As you can tell, I’m pretty jaded about this particular species of first novel, and it must be admitted that Tony D’Souza’s “Whiteman” would seem to fit the formula uncomfortably well. Yet somehow, this novel beats the odds: It manages to be quirky, seductive and funny, but most of all it has captured a shard of the host country in a way that NGO novels rarely do. The Ivory Coast village that young Jack Diaz lives in for a couple of years feels more real than Jack himself — which may sound like an artistic weakness, but it’s not. Africa, or rather this small corner of Africa, gets so thoroughly under Jack’s skin that he forgets to make this the story of how he was tested and learned the true nature of love, loss, want and independence, all those tedious lessons that would make the novel a routine coming-of-age saga about an earnest young man. Instead, “Whiteman” is really the story of an addict, a guy who gets hooked on a village, and of how he’s finally forced to kick the habit.
Jack — renamed Adama by the Africans — arrives in the Muslim village of Tigiso under the auspices of an outfit called the Potable Water Institute. The moment he arrives, he immediately proceeds to do absolutely nothing to improve the village’s supply of potable water. He continues this policy of nonaction on the water front until the day he leaves, though he does manage to train his closest friend in town, a young man named Mamadou, how to do AIDS prevention education.

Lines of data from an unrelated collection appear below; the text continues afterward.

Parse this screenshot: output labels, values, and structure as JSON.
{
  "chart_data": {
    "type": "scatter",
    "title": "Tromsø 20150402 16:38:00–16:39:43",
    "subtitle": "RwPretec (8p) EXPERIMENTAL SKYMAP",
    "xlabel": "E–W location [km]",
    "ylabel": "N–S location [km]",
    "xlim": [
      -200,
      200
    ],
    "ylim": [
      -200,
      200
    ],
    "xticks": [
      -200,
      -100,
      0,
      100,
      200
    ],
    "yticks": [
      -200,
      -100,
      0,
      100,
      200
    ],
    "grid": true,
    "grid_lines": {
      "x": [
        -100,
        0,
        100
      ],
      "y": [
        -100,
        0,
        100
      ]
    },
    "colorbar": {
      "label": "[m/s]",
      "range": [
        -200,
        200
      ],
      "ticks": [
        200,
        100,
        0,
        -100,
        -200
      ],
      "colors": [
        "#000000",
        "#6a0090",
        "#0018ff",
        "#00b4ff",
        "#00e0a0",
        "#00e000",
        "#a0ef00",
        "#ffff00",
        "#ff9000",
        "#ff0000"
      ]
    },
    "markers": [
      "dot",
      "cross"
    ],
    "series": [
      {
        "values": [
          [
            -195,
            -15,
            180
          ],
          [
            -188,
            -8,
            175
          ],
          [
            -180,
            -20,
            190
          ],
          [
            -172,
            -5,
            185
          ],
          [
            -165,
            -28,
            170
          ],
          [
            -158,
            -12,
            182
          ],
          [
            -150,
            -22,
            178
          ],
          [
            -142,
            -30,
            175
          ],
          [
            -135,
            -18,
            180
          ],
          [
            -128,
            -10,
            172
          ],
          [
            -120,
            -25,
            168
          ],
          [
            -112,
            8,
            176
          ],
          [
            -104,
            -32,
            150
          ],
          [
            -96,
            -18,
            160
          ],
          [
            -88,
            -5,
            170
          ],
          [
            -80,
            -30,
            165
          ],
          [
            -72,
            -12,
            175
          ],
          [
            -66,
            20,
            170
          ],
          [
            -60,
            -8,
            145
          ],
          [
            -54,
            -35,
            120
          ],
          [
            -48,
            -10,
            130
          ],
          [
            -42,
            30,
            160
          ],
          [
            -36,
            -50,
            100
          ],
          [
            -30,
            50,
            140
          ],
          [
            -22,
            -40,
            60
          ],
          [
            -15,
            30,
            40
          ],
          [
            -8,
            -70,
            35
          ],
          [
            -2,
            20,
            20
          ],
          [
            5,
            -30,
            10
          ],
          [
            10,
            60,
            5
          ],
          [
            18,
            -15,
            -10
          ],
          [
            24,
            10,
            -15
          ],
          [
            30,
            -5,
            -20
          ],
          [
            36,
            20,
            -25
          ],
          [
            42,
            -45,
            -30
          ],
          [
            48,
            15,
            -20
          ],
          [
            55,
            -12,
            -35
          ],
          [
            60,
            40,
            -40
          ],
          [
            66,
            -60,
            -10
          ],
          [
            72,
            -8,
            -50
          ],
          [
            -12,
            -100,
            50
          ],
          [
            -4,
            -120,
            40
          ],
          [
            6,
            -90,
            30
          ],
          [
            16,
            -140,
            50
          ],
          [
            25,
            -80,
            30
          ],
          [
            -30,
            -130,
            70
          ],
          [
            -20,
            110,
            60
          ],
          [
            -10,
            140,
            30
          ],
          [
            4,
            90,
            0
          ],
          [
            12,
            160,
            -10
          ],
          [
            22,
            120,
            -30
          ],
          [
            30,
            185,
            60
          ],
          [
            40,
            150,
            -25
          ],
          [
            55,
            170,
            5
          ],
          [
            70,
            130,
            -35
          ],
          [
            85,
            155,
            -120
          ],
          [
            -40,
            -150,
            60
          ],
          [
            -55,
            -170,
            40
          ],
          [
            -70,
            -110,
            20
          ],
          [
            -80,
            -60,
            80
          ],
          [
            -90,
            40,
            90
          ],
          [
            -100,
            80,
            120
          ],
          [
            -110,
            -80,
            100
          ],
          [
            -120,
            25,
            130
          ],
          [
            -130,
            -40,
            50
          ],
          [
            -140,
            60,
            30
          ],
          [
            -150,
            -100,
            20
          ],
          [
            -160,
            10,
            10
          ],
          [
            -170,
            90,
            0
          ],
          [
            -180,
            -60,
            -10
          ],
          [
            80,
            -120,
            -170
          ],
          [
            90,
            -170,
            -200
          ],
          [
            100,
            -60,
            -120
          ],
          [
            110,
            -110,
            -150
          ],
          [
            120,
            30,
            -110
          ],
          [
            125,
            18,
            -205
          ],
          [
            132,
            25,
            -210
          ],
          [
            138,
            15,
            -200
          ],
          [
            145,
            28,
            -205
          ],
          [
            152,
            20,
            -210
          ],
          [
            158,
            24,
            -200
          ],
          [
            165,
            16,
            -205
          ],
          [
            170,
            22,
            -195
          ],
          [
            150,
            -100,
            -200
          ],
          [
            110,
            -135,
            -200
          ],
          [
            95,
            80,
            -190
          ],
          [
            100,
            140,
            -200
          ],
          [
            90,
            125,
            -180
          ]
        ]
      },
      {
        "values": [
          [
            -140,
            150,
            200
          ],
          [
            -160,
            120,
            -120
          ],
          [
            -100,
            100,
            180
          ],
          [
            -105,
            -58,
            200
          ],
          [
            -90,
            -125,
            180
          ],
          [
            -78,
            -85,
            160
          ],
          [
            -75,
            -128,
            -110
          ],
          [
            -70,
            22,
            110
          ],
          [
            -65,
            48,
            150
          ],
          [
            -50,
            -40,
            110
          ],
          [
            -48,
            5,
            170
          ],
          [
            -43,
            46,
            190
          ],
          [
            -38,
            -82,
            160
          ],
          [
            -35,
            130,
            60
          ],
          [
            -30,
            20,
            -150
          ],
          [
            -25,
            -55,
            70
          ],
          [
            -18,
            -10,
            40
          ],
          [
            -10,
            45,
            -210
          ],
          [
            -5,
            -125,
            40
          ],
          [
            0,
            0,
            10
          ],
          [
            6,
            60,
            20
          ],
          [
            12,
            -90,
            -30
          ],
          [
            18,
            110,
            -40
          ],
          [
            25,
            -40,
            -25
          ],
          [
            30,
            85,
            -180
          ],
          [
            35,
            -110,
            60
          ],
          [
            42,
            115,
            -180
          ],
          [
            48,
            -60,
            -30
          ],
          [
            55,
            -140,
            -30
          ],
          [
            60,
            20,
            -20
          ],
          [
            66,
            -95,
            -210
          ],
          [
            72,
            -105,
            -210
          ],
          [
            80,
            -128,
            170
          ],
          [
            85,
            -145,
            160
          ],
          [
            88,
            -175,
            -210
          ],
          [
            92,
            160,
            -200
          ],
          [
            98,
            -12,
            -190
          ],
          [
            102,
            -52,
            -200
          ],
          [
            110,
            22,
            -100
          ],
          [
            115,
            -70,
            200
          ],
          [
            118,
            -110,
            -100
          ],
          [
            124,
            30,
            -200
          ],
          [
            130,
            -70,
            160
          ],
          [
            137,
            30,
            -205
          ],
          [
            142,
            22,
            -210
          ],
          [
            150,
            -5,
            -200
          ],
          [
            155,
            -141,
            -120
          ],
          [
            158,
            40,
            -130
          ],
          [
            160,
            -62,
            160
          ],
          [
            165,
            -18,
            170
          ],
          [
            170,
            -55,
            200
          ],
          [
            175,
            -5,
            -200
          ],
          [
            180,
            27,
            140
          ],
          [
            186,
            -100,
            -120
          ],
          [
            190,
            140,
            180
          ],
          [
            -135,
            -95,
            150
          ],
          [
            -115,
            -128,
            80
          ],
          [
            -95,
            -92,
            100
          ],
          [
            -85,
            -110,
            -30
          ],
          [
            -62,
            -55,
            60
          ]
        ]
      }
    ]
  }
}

At first Mamadou is horrified by the wooden penis enclosed in the education kit as a demonstration aid for condom application, and he begs not to be forced to deal with it. Soon, though, Mamadou becomes an expert teacher and when he urges his friend to press on to a remote village, he explains, “Ah, Adama, it’s the penis. The wooden penis. Once, I feared it. Now it calls to me in my dreams and tells me to carry it everywhere.”
Adama takes this talking penis entirely in stride. By the end of the novel, he’ll be hiring a witch doctor to prosecute a feud with an old woman and, when the woman cuts her foot while chopping wood and later dies of an infection, he will consider himself to have killed her. It’s not that Adama ever believes he can become one of the villagers — even if he thought he could, they keep reminding him otherwise — but he is given a place among them. The witch doctor teaches him how to hunt wild chickens, and he earns a reputation for his prowess in this department. He plows and sows his own little plot of land in the forest with the other men. And, most of all, Adama gets embroiled in the neighborhood soap opera that unfolds raucously around him.
Adama’s love life, it must be said, is much like that of the average American male in his 20s: flailing, contradictory and unconsidered. He is teased mercilessly by the local flirt, launches a formal courtship of a regal herdsman’s daughter (only to chicken out after he wins her hand) and falls in love with two women — one married, the other a prostitute — neither of whom is foolish enough to take him too seriously. When a fellow aid worker, a young woman, comes to visit him, the village rejoices that at last Adama has been reunited with his “white wife,” and the two Americans decide to pretend it’s true, if only temporarily.
Mostly, though, what Adama does is soak up the rhythms and the culture of the place. Whether or not D’Souza has shared some of Adama’s experiences, the author has acquired the arts of a master storyteller, and each little tale nestled in this novel has an intoxicating, fireside charm. Some of the tales are sad, or spooky or bawdy, but all of them seamlessly combine the ancient allure of folklore with a modern, Western literary elegance. In a way, they’re like Adama, a hybrid in spite of himself, too African now to fit in back home, but still a “whiteman” and destined to leave. Existing in this in-between state is torture for Adama, but the novel Tony D’Souza has written about him handles it with incomparable grace.